Iranian youth expend immense effort to go to university and excel academically. In general, holding a university degree in Iran is a golden ticket to a better job, and it helps to improve an individual’s social and cultural status.
Despite the great efforts made by Iranian universities to attract students, Iranian resources in this field remain weak. Therefore, many Iranian youth choose to leave Iran in order to study abroad, obtaining a first-rate education while also learning a new language and discovering a new culture.
Britain is one of the main destinations for Iranian students. The United Kingdom is known for its universities, which are not just among the oldest in the world, but also the most prestigious. A number of British universities can be found among the world’s highest-ranking universities, including Oxford and Cambridge. In addition to this, the chance to learn the English language is also a major draw, encouraging many students from Iran and other parts of the world to flock to Britain for education.
However, Iranian students face problems in Britain that their foreign counterparts do not encounter. Due to the stringent economic sanctions facing Iran and its foreign currency market, Iranian credit cards cannot be used abroad. This means that Iranians travelling abroad have no choice but to rely on cash or travelers’ checks. In addition to that, many Iranian students have reported problems in opening bank accounts in Britain.
Baran, an Iranian student studying in London, told Asharq Al-Awsat: “When I came to Britain, I brought with me about GBP 5,000 [USD 8,000], and because I did not have a bank account, I was forced to carry this money on myself all the time, particularly as I was sharing a house with other students.”
Baran added: “Despite the fact that British banks can open bank accounts for Iranians who hold a student or work visa, many of them refuse to do so when they see the Iranian passport. Finally, one of the banks opened a bank account for me after checking that my name was not on the blacklist.”
Mohamed, an Iranian student studying aerospace engineering, spoke to Asharq Al-Awsat about the issue of money transfers. He said: “Since we cannot bring money from Iran to Britain through banks and other legal avenues, we are forced to deal with brokers who fix the exchange rate. These brokers normally charge a higher rate than the exchange rate on the Iranian black market.”
Since the closure of the British embassy in Tehran, which was quickly followed by the closure of the Iranian embassy in London, the problems for Iranians in general, and Iranian students in particular, have multiplied.
Amir, who is studying for his master’s degree in England, said: “The embassy was like a home to us Iranians.

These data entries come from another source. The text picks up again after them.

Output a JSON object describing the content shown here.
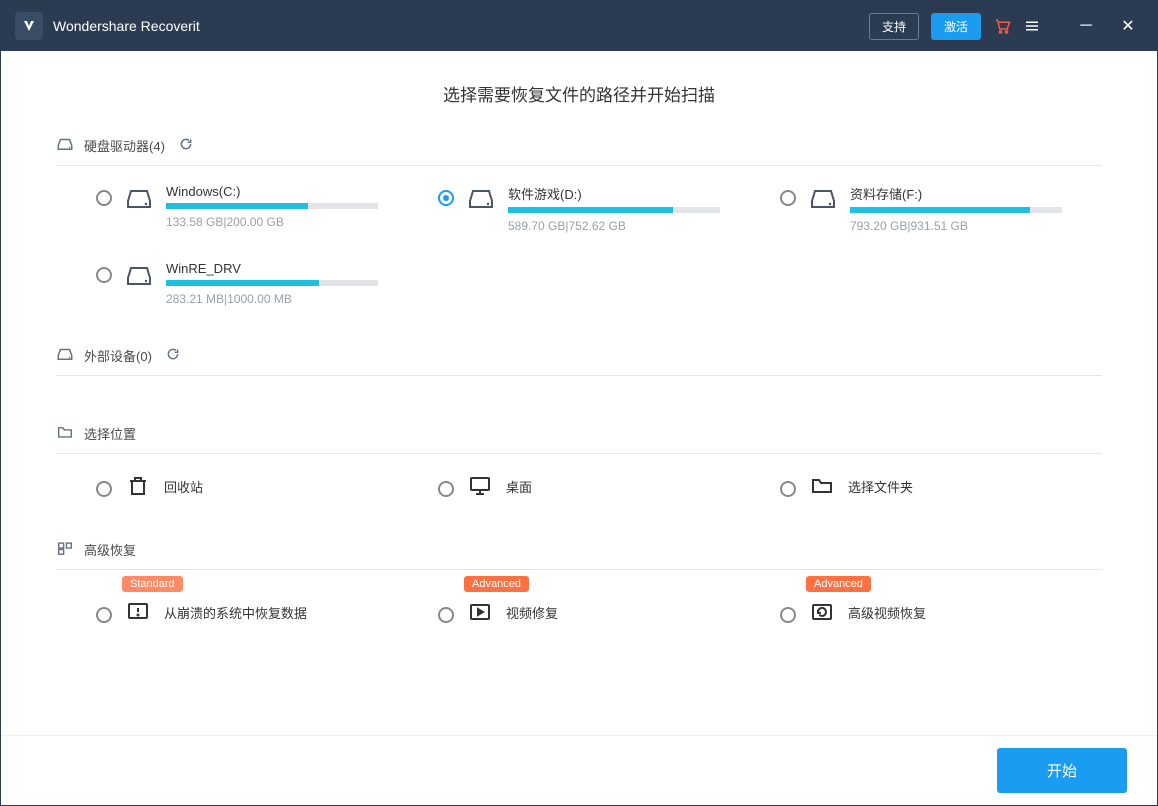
{
  "app_title": "Wondershare Recoverit",
  "header_buttons": {
    "support": "支持",
    "activate": "激活"
  },
  "page_title": "选择需要恢复文件的路径并开始扫描",
  "sections": {
    "hdd": {
      "label": "硬盘驱动器",
      "count": 4
    },
    "external": {
      "label": "外部设备",
      "count": 0
    },
    "locations": {
      "label": "选择位置"
    },
    "advanced": {
      "label": "高级恢复"
    }
  },
  "drives": [
    {
      "label": "Windows(C:)",
      "used": "133.58 GB",
      "total": "200.00 GB",
      "percent": 67,
      "selected": false
    },
    {
      "label": "软件游戏(D:)",
      "used": "589.70 GB",
      "total": "752.62 GB",
      "percent": 78,
      "selected": true
    },
    {
      "label": "资料存储(F:)",
      "used": "793.20 GB",
      "total": "931.51 GB",
      "percent": 85,
      "selected": false
    },
    {
      "label": "WinRE_DRV",
      "used": "283.21 MB",
      "total": "1000.00 MB",
      "percent": 72,
      "selected": false
    }
  ],
  "locations": [
    {
      "id": "recycle-bin",
      "label": "回收站"
    },
    {
      "id": "desktop",
      "label": "桌面"
    },
    {
      "id": "choose-folder",
      "label": "选择文件夹"
    }
  ],
  "advanced_items": [
    {
      "id": "crash-recover",
      "label": "从崩溃的系统中恢复数据",
      "badge": "Standard"
    },
    {
      "id": "video-repair",
      "label": "视频修复",
      "badge": "Advanced"
    },
    {
      "id": "adv-video-recover",
      "label": "高级视频恢复",
      "badge": "Advanced"
    }
  ],
  "footer": {
    "start": "开始"
  }
}
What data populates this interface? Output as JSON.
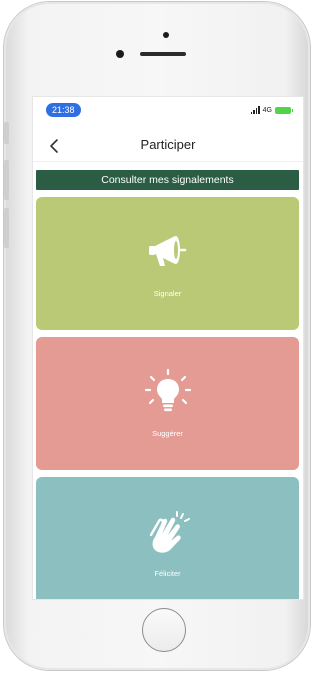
{
  "status_bar": {
    "time": "21:38",
    "network": "4G"
  },
  "header": {
    "title": "Participer"
  },
  "banner": {
    "label": "Consulter mes signalements",
    "color": "#2a5d43"
  },
  "tiles": [
    {
      "label": "Signaler",
      "icon": "megaphone-icon",
      "color": "#b9c975"
    },
    {
      "label": "Suggérer",
      "icon": "lightbulb-icon",
      "color": "#e49b93"
    },
    {
      "label": "Féliciter",
      "icon": "clapping-hands-icon",
      "color": "#8bbfc0"
    }
  ],
  "colors": {
    "time_pill": "#2f6fe4",
    "battery": "#52d34a"
  }
}
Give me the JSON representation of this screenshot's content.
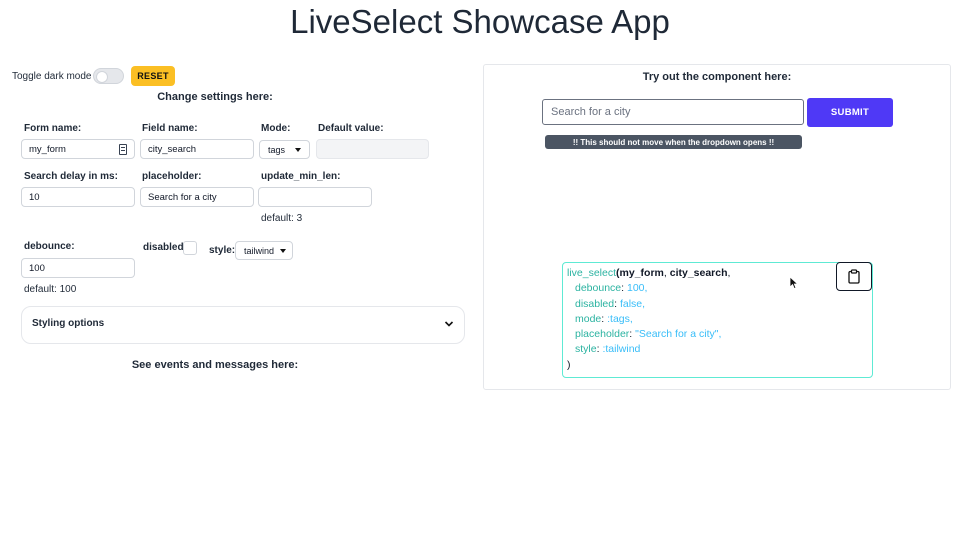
{
  "header": {
    "title": "LiveSelect Showcase App"
  },
  "settings": {
    "toggle_dark_label": "Toggle dark mode",
    "dark_mode_on": false,
    "reset_label": "RESET",
    "heading": "Change settings here:",
    "form_name": {
      "label": "Form name:",
      "value": "my_form"
    },
    "field_name": {
      "label": "Field name:",
      "value": "city_search"
    },
    "mode": {
      "label": "Mode:",
      "value": "tags"
    },
    "default_value": {
      "label": "Default value:",
      "value": ""
    },
    "search_delay": {
      "label": "Search delay in ms:",
      "value": "10"
    },
    "placeholder": {
      "label": "placeholder:",
      "value": "Search for a city"
    },
    "update_min_len": {
      "label": "update_min_len:",
      "value": "",
      "hint": "default: 3"
    },
    "debounce": {
      "label": "debounce:",
      "value": "100",
      "hint": "default: 100"
    },
    "disabled": {
      "label": "disabled:",
      "checked": false
    },
    "style": {
      "label": "style:",
      "value": "tailwind"
    },
    "styling_options_label": "Styling options",
    "events_heading": "See events and messages here:"
  },
  "demo": {
    "heading": "Try out the component here:",
    "search_placeholder": "Search for a city",
    "submit_label": "SUBMIT",
    "warning": "!! This should not move when the dropdown opens !!"
  },
  "code": {
    "fn": "live_select",
    "open_paren": "(",
    "arg1": "my_form",
    "comma1": ", ",
    "arg2": "city_search",
    "comma2": ",",
    "opts": [
      {
        "key": "debounce",
        "value": "100",
        "sep": ","
      },
      {
        "key": "disabled",
        "value": "false",
        "sep": ","
      },
      {
        "key": "mode",
        "value": ":tags",
        "sep": ","
      },
      {
        "key": "placeholder",
        "value": "\"Search for a city\"",
        "sep": ","
      },
      {
        "key": "style",
        "value": ":tailwind",
        "sep": ""
      }
    ],
    "close_paren": ")"
  },
  "colors": {
    "submit": "#4f39f6",
    "reset": "#fbbf24",
    "code_key": "#2bb3a1",
    "code_value": "#38bdf8",
    "code_border": "#5eead4"
  },
  "icons": {
    "copy": "clipboard-icon",
    "expand": "chevron-down-icon",
    "cursor": "mouse-pointer-icon",
    "form_name_suffix": "contact-card-icon"
  }
}
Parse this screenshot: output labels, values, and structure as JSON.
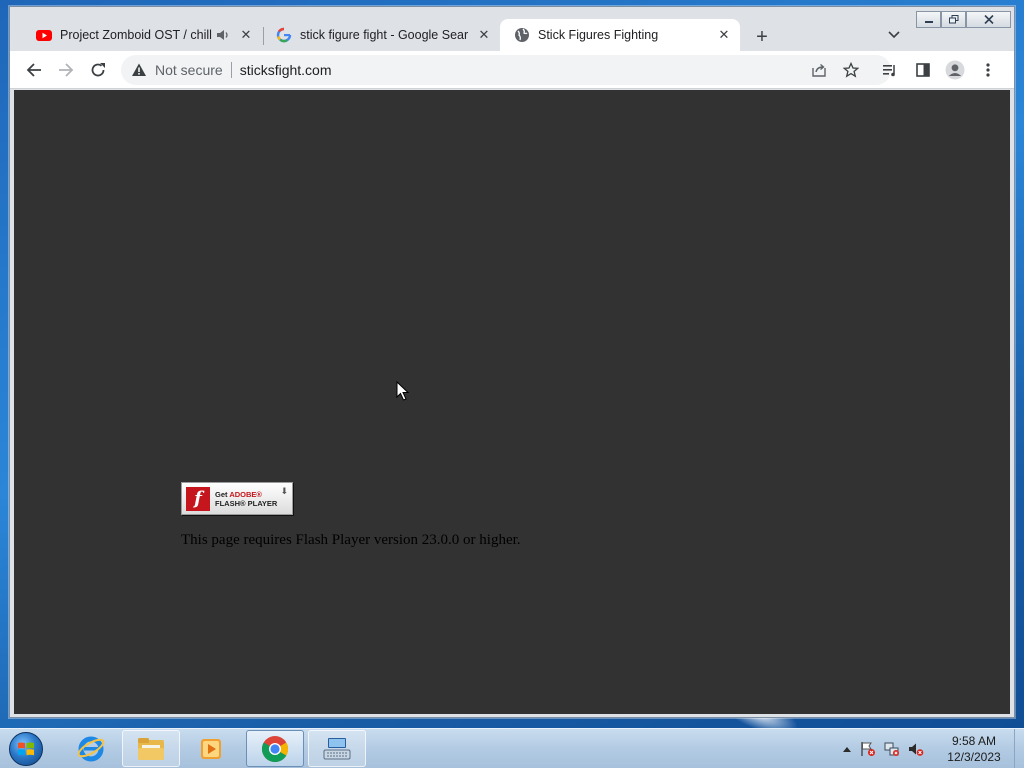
{
  "browser": {
    "tabs": [
      {
        "title": "Project Zomboid OST / chill",
        "favicon": "youtube-icon",
        "audio": true,
        "active": false
      },
      {
        "title": "stick figure fight - Google Search",
        "favicon": "google-icon",
        "audio": false,
        "active": false
      },
      {
        "title": "Stick Figures Fighting",
        "favicon": "globe-icon",
        "audio": false,
        "active": true
      }
    ],
    "address": {
      "security_label": "Not secure",
      "url": "sticksfight.com"
    }
  },
  "page": {
    "flash_badge": {
      "line1_prefix": "Get",
      "line1_brand": "ADOBE®",
      "line2": "FLASH® PLAYER"
    },
    "message": "This page requires Flash Player version 23.0.0 or higher."
  },
  "taskbar": {
    "clock_time": "9:58 AM",
    "clock_date": "12/3/2023"
  },
  "colors": {
    "page_background": "#323232",
    "tabstrip": "#dee1e6",
    "flash_red": "#c4161c"
  }
}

When it closed, we became homeless, in exile.”
“I needed to travel to a science conference in the Netherlands but I needed one of my documents to be stamped, however, because the embassy was closed, I was unable to go on this trip,” he added.
Commenting on the same issue, Miryam, an Iranian radiology student, told Asharq Al-Awsat: “My passport was about to expire when the embassy closed, and I was in the middle of exams. I had no choice but to resort to the Iranian embassies in Ireland and France . . . and this caused me many problems.”
Another problem faced by Iranian students is the fluctuation of the currency market and the changing of the currency value, which causes many problems for Iranian students abroad.
Sina, a student who lives in London, said: “Studying in this country is very difficult. Although we only have lectures two days a week, we have to study and research all week. Therefore, most students—despite the fact that they can legally work part-time for 20 hours a week—are unable to work, and we are forced to rely on help from our families.”
“The current exchange rate is making my life very difficult, and I can only just cover my basic needs,” she added.
Another student, Sara, told Asharq Al-Awsat: “Everybody knows studying in Britain is very difficult, and you could say it is like working full time. However, considering the exchange rate in Iran, I, and many of my friends, are forced to work on weekends.”
Nada, another Iranian student, said: “I am in my third year of university, and the university fees are GBP 10,000 [USD 16,000] a year and I pay the fees at the start of year. This year, I paid the fees when the pound was worth 5,050 toman,” she said, referring to an Iranian unit of currency worth 10 rials.
“Therefore, the cost of living changed from less than 20 million toman to 50 million toman,” she said.
Nada added: “This is only the course fees. I have to add my personal expenses too. I rent a small room for GBP 460, and of course, I work part time, but my wages do not cover food and clothes expenses.”
Another student who receives money from his family on a monthly basis told Asharq Al-Awsat: “With the fluctuating exchange market, my father’s business has deteriorated, so, I have to stop my studies and go back to Iran, even though I am only in my second year of university.”
The director of a company in Iran which find courses for students looking to study abroad told Asharq Al-Awsat: “This year, many students paid fees, and after receiving their acceptances from universities, they paid the visa fees and half the university fees and traveled. However, due to the current circumstances, around 40 percent of them have been forced to return, which means they have lost all the money they paid.”